I spoke about the importance of a sales methodology in the last post but whether you use one or not you absolutely need to configure your sales cycles in your CRM solution. The sales cycle provides a number of key statistics for you as a rep or manager. It is an easy way to keep all your opportunities organized so you can decide where you should be spending your limited time and resources. Most CRM solutions allow you to configure this.
The sales cycle consists of four attributes. The first one is the “Cycle type”. If you work in a company that has a single product or service than you will only have one cycle type. But for companies with multiple products you might want to define a separate sales cycle for each product or group of products. The complexity and cost of the product usually drives how long the cycle will be.
The next attribute you need to define is the “Step” you are in. It represents how far you are into the sales cycle. The steps you define should always be associated with a percentage. It is important to remember that this percentage only represents how far you are into the sales process with the customer; it is not an indication of winning the deal. A lot of solutions let you associate activities to each step so you can see what you need to do to get you from one step to the next. This is great for new reps and gives them a road map on how to move the opportunity along with a customer.
The next attribute is the “Status”. This is where you define the rating of the opportunity. As you move your deal through the process the status might also change. It can go from a status of cold to hot to closed or dead.
The final attribute is what is referred to as your “Gut Feeling”, sometimes just referred to as “Gut” in the US. This is your true sense of how well you are doing on the deal. It is based on your instinct or intuition as well as on your experience. This is the basis of your forecast and is the true indicator of whether or not you will win the deal.
Remember that forecast reports or views should always work off of your Gut Feel percentage and pipeline reports and views should work off of your Step percentage. And weighted forecasts would be the revenue times the Gut Feeling percentage.

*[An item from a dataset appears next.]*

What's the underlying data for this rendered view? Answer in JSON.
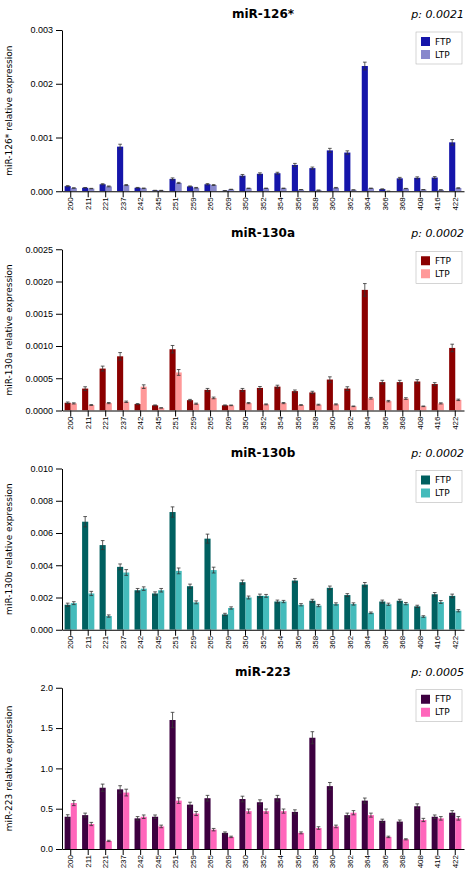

Here is an example of a sales cycle for a product company.
Cycle type: Color copier
Steps:
10% Pre-Qualification
30% Needs Analysis
50% Tailored Demo
70% Proposal Submitted
90% Negotiation
100% Contract signed
Status: Active, Won, Closed, Lost, Dead
Gut Feeling: You specify some percentage between 10-100%.

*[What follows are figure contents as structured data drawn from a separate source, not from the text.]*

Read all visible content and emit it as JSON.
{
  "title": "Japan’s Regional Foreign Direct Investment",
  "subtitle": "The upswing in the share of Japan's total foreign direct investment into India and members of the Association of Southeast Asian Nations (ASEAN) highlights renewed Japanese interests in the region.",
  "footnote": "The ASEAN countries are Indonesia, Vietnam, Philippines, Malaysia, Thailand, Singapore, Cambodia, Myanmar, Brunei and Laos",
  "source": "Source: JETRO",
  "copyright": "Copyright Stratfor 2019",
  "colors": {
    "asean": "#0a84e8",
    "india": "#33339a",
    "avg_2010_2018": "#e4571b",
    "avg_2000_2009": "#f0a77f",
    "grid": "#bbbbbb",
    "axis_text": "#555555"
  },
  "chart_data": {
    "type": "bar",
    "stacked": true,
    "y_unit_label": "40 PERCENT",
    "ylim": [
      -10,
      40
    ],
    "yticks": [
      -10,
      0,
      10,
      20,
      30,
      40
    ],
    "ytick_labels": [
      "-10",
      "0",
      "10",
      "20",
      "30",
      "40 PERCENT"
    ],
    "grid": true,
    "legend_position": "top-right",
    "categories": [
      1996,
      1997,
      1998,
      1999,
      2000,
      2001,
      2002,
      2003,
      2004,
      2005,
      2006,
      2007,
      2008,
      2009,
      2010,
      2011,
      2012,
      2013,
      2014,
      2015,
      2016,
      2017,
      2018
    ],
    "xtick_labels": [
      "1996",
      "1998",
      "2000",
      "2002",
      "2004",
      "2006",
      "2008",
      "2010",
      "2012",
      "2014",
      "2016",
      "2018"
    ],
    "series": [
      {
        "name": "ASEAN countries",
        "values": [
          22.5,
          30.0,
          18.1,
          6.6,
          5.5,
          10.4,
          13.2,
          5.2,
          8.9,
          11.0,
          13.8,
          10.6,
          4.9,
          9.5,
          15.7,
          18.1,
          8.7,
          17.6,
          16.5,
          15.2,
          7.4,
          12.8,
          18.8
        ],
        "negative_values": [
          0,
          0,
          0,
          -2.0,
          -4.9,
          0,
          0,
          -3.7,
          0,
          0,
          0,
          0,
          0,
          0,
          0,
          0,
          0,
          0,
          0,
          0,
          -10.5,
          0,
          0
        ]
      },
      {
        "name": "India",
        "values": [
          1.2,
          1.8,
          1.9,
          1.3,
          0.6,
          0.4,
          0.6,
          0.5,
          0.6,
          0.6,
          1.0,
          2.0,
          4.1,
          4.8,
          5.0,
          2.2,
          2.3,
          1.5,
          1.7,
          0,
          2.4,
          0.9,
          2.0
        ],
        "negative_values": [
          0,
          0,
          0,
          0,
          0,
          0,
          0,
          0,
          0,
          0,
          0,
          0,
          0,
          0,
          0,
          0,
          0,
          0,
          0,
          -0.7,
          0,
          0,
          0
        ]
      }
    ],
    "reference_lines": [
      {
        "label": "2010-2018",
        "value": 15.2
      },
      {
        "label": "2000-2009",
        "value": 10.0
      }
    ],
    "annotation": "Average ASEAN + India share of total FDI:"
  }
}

All the attributes except for the Cycle Type will change as you move your deal through your sales process.
Configuring your sales cycles in most CRM solutions is relatively easy and does not require any programming. The hard part is defining how many different sales cycles you have and the number of steps each one should have. You do not want to input too many or too few. It should be based on your best practices and should be easy for reps to work with.
You should always define you sales cycles whether you have a third party methodology or not. Do it for yourself if your company never did. It will make working your deals so much clearer and will help you determine which things work in the process and which do not.